Сегодня Берджик расспрашивала купца, который плывет с нами про город. Этот Ро, похоже, больше, чем Утерехте. Там есть высокая крепостная стена, его охраняют настоящие воины. Живут в нем переселенцы, сбежавшие от гонений еще при правителе Дабуше. Но сейчас там много варваров-кочевников и приезжих.
Я хотела бы увидеть варваров. Такими, какие они есть на самом деле. Тех, что я видела в Утерехте, по одежде ни за что не отличишь от нас. Я слышала, дважды в год у них устраиваются состязания на самого сильного, ловкого и отважного воина. Говорят, очень интересное зрелище. Вот бы посмотреть!»
Чиновник, ведущий счет прибывающим в Ро, пристрастно оглядел стоящих перед ним: высокий, крепкого сложения, слегка сурового вида мужчина, бесцветная женщина и девчонка, судя по всему, служанка. Все трое одеты небогато, но по-городски. У женщин верхняя одежда, химатэ*, не длинная, в пол, так что и юбку скрывает, а короткая – до колен едва достает. Это уже городское новшество.
Мужчина держится спокойно; без суеты предъявил бумаги. А в бумагах сказано, что Юджии Саакед прибывает в портовый город Ро для проживания и устроения лечебницы для граждан. И с ним еще прибывают сестра его – вдова Берджик Неерем, а так же их служанка – девица Мана, простолюдинка.
– Девять – серебром, и поставьте подписи вот здесь, – чиновник указал строчку в толстой книге, куда только что вписал имена приезжих, – и в разрешительной грамоте, – он придвинул плотный желтый лист.
– За что же девять монет? – спросил мужчина. – Мы платили пошлину еще в порту.
– Все правильно, за въезд. А сейчас – за проживание: три – с вас, господин, три – с сестры вашей, три – вот с нее, – чиновник кивнул в сторону Маны. – Все по закону, лишнего ни с кого не берем, – вкрадчиво произнес он.
Юджии расплатился. Когда пришел черед подписи, чиновник вежливо предложил поставить значки и за женщин.
– Зачем? – удивился Саакед. – Они сами могут.
Сначала подписала Берджик, а потом и Мана красиво вывела тушью свое имя. Саакеды уже вышли, когда чиновник, в последний раз поглядев на каллиграфически затейливую подпись их служанки, пробормотал: «К чему катимся!», – и, сокрушенный, перевернул страницу.
Ро строился как приморская крепость. Его мощные башни смотрели на восток, туда, где за морем находилась столица – священный город Ранг–Нагар. С севера Ро защищали скалы, названные Черными, с юга его омывали воды Скиаса – широкого пролива между двумя морями: Южным и Нинторийским, на запад от города простирались степи и редкие леса.
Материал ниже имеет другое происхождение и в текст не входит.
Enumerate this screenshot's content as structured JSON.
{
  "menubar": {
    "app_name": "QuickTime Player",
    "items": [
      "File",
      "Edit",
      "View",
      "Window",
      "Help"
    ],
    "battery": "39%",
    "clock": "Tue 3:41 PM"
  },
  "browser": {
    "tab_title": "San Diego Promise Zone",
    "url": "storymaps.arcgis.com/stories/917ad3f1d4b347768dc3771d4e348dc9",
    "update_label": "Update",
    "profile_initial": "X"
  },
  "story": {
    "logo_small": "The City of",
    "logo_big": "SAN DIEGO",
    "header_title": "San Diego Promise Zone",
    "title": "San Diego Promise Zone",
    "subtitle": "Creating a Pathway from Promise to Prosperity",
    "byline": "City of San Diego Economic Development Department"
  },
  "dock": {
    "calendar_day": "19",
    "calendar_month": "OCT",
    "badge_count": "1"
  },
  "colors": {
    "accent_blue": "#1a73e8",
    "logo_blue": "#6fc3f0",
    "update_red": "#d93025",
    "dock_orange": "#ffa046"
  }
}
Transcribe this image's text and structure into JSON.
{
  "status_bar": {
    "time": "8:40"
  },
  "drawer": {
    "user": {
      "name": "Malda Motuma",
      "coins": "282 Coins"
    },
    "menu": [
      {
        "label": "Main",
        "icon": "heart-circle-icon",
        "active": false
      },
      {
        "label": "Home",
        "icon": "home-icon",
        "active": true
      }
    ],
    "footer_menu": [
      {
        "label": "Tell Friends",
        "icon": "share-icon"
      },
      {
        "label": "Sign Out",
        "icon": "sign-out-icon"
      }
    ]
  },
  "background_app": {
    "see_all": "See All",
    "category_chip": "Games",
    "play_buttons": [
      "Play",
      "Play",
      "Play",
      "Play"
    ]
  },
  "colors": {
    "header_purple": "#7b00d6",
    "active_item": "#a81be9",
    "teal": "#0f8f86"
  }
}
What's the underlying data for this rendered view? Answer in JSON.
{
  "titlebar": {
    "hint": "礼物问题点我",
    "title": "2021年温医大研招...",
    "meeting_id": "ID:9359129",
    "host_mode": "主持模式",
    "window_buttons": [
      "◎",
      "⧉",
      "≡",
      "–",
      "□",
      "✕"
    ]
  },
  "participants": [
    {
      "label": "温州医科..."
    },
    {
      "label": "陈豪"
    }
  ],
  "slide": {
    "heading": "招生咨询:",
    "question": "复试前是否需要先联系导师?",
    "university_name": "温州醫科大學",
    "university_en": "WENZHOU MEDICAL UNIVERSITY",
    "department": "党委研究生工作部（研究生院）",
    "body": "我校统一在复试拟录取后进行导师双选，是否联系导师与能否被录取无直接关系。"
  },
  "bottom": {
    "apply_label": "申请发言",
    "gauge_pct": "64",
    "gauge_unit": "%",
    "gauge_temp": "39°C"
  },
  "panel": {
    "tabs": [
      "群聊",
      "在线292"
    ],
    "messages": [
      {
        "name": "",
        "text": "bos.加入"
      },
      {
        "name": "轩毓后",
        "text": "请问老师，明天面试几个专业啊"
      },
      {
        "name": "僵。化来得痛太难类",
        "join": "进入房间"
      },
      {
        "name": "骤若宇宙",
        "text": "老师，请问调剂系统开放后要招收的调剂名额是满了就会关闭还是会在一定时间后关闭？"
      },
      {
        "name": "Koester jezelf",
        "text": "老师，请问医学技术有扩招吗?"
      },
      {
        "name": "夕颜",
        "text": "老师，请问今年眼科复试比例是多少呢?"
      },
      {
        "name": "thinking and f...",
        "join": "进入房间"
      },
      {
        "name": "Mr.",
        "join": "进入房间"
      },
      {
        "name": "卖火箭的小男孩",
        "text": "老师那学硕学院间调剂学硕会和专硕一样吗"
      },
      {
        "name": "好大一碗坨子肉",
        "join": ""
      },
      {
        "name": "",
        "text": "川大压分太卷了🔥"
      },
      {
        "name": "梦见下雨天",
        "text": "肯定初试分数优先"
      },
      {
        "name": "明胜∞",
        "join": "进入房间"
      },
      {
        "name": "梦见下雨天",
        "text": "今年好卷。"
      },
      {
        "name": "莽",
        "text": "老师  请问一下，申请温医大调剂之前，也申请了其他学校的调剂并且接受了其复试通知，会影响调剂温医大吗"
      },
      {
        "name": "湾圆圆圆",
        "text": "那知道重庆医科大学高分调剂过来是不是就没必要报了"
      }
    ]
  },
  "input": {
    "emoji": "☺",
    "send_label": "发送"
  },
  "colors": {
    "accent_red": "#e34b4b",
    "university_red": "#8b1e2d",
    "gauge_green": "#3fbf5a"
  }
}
Шло время, город оброс новыми кварталами, где поселилась беднота: осевшие на земле кочевники, крестьяне, рассчитывавшие в случае опасности укрыться за городскими стенами, и те, кому по роду занятий не разрешалось держать мастерские в центре – ветошники, угольщики, кожевенники, красильщики. Здесь находили пристанище воры и попрошайки, нищие, спившиеся и давно больные уличные женщины. В этих кварталах улицы были одновременно и дорогой, по которой ходили, ездили – верхом и на тяжелых повозках, и сточной канавой, куда выливались из окон помои. Тут вполне могли гулять и голые ребятишки, и куры, и коровы с овцами; не было только свиней, которых и местные, и варвары почитали нечистыми. Все это великолепие видов, запахов, наречий и верований составляло маленькую страну, в которой предстояло поселиться Саакедам. Юджии и не предполагал, что здание, вернее, большой сарай, предоставленный ему любезным градоначальством, будет расположено в столь живописном месте.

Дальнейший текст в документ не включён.